Tyler could hear Margot screeching and sobbing and clattering around behind her. She didn’t dare take her eyes off the little demon crouched in the corner.

“Margot, shut up and get me the baseball bat!”

“I can’t find it!”

“Stop crying; that’ll help!”

“I’m calling 911!”

“Margot, give me the baseball bat!”

The creature’s humming grew louder and louder, pressing on Tyler’s ears and filling her head so she couldn’t think straight.

Something clattered across the floor, and Tyler reached out and picked up Margot’s pink Hello Kitty baseball bat from her Little League days. Across the room, Margot was still jabbering.

“Can you see what it is?”

Tyler twisted to face her, baseball bat in hand, the whine in her head building to a crescendo.

“Shut. Up!” she shouted.

Suddenly the creature was in her face, claws jabbing at skin, sharp teeth flashing, something soft and membranous brushing Tyler’s skin like a bug’s wing. She flapped her arm at it, sending off a shower of static sparks. The bat clattered to the floor and Tyler kicked it as she flailed, sending it skidding toward Margot.

“Kill it!” Tyler screamed. Something brushed her lips and got into her mouth and she gagged and sputtered. It stank and the chatter of its teeth, the rustle of its skin, the touch of it on her was too much. “Kill it, Margot!”

“I’ll hit you!” Tyler got a glimpse of Margot holding the bat over her shoulder, poised to take a swing.

“Just kill it!”

Crack.

White light exploded across Tyler’s face. All sense of gravity left her and she collapsed. She hardly felt the impact when she hit the floor.

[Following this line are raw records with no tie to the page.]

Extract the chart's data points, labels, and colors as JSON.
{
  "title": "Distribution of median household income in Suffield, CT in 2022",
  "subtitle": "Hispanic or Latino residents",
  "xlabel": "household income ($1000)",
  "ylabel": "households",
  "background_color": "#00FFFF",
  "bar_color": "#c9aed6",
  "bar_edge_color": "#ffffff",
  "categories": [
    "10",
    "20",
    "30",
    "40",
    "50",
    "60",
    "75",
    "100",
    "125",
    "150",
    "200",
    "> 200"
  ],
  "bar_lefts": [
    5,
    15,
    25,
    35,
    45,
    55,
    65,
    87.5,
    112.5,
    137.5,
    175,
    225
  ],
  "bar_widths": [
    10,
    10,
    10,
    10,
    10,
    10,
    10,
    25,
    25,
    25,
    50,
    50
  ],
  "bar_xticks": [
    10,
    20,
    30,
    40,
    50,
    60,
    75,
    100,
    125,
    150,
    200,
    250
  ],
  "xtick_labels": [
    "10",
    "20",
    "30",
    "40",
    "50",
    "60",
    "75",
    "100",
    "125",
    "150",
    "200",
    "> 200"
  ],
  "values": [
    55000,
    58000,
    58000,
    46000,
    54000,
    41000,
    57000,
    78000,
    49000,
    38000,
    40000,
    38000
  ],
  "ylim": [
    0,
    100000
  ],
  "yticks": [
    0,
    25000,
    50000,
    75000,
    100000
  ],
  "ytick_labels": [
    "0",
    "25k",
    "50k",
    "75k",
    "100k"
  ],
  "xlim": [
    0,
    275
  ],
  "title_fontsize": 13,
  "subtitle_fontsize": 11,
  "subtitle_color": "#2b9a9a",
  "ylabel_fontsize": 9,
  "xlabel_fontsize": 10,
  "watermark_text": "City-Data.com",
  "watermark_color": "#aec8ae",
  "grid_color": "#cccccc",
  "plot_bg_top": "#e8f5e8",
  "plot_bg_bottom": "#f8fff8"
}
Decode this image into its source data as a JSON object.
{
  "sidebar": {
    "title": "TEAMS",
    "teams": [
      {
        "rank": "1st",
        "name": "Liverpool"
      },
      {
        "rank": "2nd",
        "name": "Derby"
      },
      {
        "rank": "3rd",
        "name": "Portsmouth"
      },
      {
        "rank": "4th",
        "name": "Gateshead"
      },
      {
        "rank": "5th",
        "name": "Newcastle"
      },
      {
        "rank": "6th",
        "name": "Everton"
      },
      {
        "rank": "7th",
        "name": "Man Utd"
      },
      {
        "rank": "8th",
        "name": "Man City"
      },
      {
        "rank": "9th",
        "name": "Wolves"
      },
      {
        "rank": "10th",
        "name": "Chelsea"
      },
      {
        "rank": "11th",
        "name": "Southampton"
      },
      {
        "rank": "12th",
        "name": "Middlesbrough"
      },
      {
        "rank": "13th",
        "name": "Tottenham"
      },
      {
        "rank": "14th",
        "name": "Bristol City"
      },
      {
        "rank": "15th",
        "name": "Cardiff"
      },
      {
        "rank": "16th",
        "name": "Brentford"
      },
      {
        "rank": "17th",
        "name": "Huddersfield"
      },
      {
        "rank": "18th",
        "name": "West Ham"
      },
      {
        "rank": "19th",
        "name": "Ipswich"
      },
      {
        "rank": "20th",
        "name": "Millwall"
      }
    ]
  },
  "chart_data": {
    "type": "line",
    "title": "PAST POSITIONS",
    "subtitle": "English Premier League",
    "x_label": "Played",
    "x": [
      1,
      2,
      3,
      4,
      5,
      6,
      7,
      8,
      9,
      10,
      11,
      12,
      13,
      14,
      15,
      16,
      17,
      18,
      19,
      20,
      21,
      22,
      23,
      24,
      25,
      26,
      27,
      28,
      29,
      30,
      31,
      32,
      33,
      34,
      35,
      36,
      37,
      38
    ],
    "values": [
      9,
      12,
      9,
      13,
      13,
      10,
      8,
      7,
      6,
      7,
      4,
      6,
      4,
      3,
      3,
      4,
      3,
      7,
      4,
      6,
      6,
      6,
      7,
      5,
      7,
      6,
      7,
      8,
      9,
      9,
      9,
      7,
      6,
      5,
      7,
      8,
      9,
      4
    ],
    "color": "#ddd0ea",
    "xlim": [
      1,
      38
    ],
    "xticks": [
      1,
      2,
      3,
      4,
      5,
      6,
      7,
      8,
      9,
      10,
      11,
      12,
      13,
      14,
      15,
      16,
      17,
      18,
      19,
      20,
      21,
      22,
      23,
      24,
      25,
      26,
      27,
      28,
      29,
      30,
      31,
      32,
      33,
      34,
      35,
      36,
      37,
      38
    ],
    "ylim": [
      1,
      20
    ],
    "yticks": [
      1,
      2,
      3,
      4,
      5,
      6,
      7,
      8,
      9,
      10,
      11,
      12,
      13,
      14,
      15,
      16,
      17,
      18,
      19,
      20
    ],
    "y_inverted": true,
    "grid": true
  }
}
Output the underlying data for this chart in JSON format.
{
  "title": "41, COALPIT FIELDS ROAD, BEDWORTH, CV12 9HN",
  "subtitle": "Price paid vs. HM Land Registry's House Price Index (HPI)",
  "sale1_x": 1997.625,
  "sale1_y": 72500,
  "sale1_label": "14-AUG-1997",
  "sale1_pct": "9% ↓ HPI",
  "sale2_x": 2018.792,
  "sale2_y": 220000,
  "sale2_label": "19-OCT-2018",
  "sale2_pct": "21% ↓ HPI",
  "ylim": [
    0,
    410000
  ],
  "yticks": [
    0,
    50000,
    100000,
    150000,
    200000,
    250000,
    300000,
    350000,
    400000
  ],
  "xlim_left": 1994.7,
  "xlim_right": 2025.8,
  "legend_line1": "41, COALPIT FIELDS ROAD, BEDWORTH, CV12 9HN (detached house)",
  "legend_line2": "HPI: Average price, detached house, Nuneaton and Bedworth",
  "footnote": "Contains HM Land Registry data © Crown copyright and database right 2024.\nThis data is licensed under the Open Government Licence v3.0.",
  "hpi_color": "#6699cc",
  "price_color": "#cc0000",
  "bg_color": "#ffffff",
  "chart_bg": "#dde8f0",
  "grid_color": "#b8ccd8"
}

When she woke up, the creature was gone.

“What was it?” Tyler asked, pushing herself up on an elbow.

Margot shook her head, her eyes wide. The power was back on and the appliances were humming. Dishes were strewn across the floor in the kitchen.

“It’s gone,” Margot whispered. “I called the cops. And an ambulance.”

“Thanks.” Tyler sank back to the floor, groaning. This would not be easy to explain.